The cost is statistical, not computational. Trajectories sampled under πθ−k but trained against πθ are off-policy — the gradient estimator is biased, importance-sampling ratios drift, and learning can destabilize (the ratio-explosion failure mode of RL 06). The defenses are importance-sampling correction and a bounded staleness cap.
6 · The capacity split — how many actors vs learners?
Given a fixed cluster, what fraction of GPUs goes to the actor pool versus the learner pool? This is lesson 08's producer-must-keep-up-with-consumer framing, applied to a loop: the rollout pool is the producer of trajectories, the learner is the consumer. Size the pools so neither waits.
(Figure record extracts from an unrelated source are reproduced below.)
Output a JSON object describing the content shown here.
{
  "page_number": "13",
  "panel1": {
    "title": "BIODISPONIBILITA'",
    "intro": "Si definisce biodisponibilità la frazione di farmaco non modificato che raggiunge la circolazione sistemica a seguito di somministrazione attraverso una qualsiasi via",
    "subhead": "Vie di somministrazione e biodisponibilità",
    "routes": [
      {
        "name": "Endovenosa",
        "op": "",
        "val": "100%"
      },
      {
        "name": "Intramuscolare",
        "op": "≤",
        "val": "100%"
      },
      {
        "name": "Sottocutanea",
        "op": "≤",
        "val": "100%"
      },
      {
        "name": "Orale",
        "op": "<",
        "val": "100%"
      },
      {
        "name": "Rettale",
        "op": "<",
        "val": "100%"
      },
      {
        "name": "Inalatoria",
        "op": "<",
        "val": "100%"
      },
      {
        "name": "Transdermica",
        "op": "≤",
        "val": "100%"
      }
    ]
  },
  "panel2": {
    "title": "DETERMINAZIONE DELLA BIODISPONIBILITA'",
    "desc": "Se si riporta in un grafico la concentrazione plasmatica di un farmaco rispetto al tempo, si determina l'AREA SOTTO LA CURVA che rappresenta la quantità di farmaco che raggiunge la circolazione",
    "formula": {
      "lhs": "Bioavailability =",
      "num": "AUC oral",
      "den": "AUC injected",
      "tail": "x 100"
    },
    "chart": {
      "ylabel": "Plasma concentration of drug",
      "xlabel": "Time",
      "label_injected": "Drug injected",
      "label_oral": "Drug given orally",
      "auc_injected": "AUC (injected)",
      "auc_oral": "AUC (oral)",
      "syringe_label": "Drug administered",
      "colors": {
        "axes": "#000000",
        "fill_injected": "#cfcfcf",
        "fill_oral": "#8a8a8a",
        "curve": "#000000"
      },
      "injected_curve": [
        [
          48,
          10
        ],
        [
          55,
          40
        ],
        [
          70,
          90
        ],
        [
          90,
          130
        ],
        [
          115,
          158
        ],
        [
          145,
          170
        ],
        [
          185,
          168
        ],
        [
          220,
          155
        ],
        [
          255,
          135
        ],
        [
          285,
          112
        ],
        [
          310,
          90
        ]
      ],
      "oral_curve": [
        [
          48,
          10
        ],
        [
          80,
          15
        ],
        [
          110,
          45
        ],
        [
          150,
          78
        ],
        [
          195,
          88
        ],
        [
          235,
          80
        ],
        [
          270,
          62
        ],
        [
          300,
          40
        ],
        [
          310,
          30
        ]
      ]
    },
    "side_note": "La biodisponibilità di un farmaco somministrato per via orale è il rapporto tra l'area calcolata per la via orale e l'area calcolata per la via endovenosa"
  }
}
If the actors produce R tokens/s and the learner consumes T tokens/s, the loop runs at min(R, T) and the other side idles by 1 − min(R,T)/max(R,T). The balanced split puts R ≈ T, so no GPU class is starved. Because reasoning rollouts are slow producers (long sequential decode), balancing usually lands most of the cluster on the actor side — the same conclusion §4 reached, now as a sizing rule.
Interactive · rollout-bound or train-bound? + actor/learner split
Set the cluster size, the reasoning knob (avg output tokens), the per-GPU throughputs, and the fraction of GPUs assigned to actors. The widget computes which half is the bottleneck, how badly the other half idles, and the split that balances them.
What carries forward
- RL post-training is an inference system and a training system in a loop — it inherits the KV/decode constraints of 04–05 and the 16N/MFU constraints of 07. The design work is in the seam between them.
- The memory bill stacks four roles: learner 16N + reference 2N + reward (maybe 2N) + a separate actor copy 2N + KV — over 1.5 TB for a 70B before KV. GRPO's win is deleting the critic, removing a whole model and its 16N.
- Placement: colocated (time-share, simple, no idle pool, no overlap, pay the swap) vs disaggregated (separate pools, concurrent, independently sized, pay data/weight movement and pool idle).
- Weight sync is pure overhead — 2N bytes broadcast every step, ~0.16 s on NVLink but ~2.8 s on IB for a 70B. Free as a pointer swap when colocated.
- Diagnose rollout-bound vs train-bound by measuring the split. Long reasoning outputs push it heavily rollout-bound (70–90%), so most GPUs go to actors.
- Async trades on-policyness for overlap; the knob is max staleness k — more overlap, more off-policy bias. Size pools so rollout throughput ≈ train consumption (producer keeps up with consumer, lesson 08).